The MS Brissie to the Bay began in 1990, with just 80 riders and a desire to make an impact for people facing the daily battle of living with MS. Today, the MS Brissie to the Bay is so much more than the ride, it is an incredible community of inspiring individuals, showing their support in the fight against MS.
We wanted to introduce you to Geoff: a fellow rider, the team captain of the wonderful Greensteam and one of the many individuals living with MS who needs your support, now more than ever.
Geoff was diagnosed with MS in 2012 and shortly after his diagnosis, his brother encouraged him to get involved in a MS charity cycle. This was the very beginning of the Greensteam, with just three members and a goal to make an impact. As he struggled through his first ride, each turn of the pedal was a fight for Geoff.
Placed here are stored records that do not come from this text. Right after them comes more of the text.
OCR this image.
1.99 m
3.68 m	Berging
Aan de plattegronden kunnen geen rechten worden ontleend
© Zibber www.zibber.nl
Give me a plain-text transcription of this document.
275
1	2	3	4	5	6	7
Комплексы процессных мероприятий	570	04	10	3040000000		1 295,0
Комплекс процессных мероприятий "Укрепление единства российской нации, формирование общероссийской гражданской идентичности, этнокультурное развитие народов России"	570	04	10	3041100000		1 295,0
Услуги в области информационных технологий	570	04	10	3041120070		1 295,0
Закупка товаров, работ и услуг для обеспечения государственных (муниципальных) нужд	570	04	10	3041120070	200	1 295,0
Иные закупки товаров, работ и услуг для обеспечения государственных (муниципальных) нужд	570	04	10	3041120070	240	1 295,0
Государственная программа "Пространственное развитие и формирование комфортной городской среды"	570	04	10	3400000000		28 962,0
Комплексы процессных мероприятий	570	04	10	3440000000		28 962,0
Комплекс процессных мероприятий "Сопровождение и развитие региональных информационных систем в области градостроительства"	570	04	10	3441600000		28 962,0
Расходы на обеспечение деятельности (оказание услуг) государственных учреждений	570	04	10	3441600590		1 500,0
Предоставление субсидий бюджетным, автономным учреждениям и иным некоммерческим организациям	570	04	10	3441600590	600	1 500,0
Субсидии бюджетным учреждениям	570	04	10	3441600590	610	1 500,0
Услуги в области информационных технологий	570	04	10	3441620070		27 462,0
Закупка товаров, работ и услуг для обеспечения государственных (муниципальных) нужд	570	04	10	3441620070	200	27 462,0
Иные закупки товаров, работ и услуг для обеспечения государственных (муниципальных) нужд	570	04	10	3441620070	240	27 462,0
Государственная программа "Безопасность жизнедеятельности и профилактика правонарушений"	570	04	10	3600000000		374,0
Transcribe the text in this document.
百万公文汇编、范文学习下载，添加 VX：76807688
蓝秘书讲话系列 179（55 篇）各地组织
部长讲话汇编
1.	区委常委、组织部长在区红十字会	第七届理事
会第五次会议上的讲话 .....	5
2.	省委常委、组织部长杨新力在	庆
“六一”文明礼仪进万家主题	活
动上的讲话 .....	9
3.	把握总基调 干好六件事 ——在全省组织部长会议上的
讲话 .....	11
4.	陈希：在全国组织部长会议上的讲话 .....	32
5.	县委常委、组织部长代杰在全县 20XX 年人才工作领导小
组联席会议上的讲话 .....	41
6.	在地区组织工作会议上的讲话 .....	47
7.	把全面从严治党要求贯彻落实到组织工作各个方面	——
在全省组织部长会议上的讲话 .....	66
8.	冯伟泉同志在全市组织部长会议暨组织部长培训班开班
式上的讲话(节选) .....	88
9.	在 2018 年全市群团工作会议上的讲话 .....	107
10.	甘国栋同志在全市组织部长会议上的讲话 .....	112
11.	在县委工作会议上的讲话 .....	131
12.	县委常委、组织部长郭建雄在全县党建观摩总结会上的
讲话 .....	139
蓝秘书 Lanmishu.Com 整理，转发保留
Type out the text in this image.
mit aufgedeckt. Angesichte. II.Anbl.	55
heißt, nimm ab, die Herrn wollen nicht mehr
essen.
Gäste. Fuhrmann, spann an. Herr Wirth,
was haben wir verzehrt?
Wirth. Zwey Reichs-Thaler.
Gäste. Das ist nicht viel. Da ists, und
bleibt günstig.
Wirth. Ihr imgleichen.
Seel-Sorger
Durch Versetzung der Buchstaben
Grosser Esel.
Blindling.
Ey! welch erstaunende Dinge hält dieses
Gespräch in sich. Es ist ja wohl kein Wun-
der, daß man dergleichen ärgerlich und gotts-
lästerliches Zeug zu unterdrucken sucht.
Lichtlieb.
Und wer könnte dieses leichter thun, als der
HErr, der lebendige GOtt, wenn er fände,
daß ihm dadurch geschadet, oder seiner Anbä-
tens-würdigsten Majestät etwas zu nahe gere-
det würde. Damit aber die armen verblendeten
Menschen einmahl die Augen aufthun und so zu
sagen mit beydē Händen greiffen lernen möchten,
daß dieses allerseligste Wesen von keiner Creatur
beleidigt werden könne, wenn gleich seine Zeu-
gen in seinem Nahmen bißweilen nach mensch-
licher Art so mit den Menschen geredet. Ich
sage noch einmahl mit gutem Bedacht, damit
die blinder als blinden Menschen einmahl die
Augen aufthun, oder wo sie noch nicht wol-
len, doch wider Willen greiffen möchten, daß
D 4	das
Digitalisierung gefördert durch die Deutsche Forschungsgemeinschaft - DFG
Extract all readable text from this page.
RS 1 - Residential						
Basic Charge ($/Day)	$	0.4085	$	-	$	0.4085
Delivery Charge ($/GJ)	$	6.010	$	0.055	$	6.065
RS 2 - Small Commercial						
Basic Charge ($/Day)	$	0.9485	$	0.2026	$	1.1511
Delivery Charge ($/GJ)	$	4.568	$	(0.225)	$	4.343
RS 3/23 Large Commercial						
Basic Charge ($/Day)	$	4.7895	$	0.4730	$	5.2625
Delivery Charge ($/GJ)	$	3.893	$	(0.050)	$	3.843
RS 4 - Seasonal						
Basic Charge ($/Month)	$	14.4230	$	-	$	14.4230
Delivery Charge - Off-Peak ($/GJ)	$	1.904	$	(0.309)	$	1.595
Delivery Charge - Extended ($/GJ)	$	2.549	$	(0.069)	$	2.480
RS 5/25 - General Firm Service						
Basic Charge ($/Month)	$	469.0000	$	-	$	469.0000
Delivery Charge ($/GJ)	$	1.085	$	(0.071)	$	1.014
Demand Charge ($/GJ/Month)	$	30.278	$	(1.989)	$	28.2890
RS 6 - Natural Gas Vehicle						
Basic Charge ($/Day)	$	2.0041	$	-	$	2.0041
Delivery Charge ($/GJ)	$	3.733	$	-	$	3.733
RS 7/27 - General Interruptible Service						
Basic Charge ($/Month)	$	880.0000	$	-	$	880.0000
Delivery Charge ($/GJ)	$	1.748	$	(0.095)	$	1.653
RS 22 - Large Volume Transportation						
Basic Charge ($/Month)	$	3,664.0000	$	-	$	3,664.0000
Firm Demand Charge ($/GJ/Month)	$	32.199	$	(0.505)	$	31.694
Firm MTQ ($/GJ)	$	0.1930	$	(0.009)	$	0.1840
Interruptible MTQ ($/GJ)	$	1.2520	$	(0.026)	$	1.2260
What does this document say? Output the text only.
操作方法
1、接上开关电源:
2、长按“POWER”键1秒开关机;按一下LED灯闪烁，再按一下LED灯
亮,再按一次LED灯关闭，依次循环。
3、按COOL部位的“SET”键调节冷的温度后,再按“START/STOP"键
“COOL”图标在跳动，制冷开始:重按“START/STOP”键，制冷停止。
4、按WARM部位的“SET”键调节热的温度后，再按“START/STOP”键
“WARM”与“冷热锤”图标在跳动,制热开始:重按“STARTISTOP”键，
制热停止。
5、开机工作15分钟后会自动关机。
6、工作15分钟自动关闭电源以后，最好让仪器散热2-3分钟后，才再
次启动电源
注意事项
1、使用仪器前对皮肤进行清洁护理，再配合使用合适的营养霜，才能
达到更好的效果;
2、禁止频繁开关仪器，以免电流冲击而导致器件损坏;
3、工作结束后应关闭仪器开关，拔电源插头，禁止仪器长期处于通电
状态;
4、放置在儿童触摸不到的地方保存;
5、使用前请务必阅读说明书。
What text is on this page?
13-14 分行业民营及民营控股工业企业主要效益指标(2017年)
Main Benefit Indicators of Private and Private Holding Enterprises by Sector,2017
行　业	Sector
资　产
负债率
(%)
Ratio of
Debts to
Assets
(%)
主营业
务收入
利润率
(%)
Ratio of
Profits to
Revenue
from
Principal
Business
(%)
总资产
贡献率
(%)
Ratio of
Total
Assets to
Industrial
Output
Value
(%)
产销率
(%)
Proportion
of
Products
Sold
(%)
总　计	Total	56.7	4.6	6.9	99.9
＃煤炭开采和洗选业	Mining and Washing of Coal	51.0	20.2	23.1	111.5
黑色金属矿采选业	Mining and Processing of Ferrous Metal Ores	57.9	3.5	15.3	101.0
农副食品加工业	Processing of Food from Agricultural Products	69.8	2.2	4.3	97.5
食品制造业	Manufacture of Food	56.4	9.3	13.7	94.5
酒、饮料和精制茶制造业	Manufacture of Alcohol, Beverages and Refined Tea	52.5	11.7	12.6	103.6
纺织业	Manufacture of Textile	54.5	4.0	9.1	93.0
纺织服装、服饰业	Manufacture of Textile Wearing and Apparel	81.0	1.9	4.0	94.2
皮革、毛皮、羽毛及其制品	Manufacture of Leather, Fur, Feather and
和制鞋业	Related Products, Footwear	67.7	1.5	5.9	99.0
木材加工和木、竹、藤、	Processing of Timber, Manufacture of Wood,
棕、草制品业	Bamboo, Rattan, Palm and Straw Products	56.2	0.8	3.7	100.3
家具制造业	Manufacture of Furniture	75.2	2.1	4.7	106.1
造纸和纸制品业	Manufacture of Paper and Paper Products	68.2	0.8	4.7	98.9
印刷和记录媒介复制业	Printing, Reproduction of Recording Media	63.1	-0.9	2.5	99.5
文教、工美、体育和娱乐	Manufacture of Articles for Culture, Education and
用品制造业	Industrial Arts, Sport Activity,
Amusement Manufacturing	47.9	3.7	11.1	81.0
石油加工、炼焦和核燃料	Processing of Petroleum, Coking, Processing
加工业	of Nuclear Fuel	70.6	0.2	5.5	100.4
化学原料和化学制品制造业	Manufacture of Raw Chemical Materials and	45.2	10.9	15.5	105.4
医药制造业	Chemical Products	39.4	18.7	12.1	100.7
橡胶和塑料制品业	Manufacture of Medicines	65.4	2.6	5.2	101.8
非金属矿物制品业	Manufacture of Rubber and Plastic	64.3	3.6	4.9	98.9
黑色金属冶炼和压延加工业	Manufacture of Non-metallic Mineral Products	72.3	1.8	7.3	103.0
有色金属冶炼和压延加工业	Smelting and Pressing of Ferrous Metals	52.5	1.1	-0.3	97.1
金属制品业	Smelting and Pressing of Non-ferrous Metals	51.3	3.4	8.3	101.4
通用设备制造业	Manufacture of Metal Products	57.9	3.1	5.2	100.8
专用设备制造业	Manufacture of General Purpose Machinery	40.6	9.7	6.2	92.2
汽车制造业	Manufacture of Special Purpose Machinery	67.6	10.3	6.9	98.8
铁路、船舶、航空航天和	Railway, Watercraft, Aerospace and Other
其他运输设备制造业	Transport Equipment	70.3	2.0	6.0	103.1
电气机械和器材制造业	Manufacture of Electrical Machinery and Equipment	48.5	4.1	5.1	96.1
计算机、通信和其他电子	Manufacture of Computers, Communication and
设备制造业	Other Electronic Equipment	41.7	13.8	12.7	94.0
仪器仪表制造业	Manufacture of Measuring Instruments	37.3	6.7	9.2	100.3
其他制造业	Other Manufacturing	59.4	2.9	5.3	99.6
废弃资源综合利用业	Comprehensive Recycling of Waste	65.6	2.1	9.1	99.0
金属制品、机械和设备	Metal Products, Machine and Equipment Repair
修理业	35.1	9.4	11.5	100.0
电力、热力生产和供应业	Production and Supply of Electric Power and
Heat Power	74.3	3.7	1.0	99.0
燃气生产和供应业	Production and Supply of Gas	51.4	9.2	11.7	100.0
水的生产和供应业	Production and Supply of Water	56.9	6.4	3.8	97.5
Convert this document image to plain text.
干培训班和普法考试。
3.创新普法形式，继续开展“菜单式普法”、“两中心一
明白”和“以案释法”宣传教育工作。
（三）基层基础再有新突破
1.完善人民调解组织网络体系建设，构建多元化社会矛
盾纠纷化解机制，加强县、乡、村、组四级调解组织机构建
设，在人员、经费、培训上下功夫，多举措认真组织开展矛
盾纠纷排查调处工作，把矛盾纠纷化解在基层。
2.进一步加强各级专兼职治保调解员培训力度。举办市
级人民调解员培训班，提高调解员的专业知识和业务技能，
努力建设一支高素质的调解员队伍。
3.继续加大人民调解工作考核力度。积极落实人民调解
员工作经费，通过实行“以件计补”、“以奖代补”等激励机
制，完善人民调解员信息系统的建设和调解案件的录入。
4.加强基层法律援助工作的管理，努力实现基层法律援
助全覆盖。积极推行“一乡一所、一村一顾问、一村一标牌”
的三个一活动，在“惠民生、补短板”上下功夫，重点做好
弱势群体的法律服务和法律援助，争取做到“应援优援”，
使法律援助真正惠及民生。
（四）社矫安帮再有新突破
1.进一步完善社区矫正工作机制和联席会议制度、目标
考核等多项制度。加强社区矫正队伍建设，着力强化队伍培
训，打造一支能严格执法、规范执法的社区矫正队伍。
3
Geoff first joined the MS Brissie to the Bay in 2014 and has been a participant in the 100km ride every year since. For Geoff, the ride is an escape, an opportunity to focus on something positive and keeps his mind off other things going on.
“The reason I do this ride and have raised money for this ride over the years is to help others as much as I can, as one day I may also need this help.”
2020 marked the biggest year yet for the Greensteam, with 35 people joining the team!
“It means a lot to me to have this support and friendship of people who are taking time out of their lives to ride alongside and help support Greensteam and people living with MS.”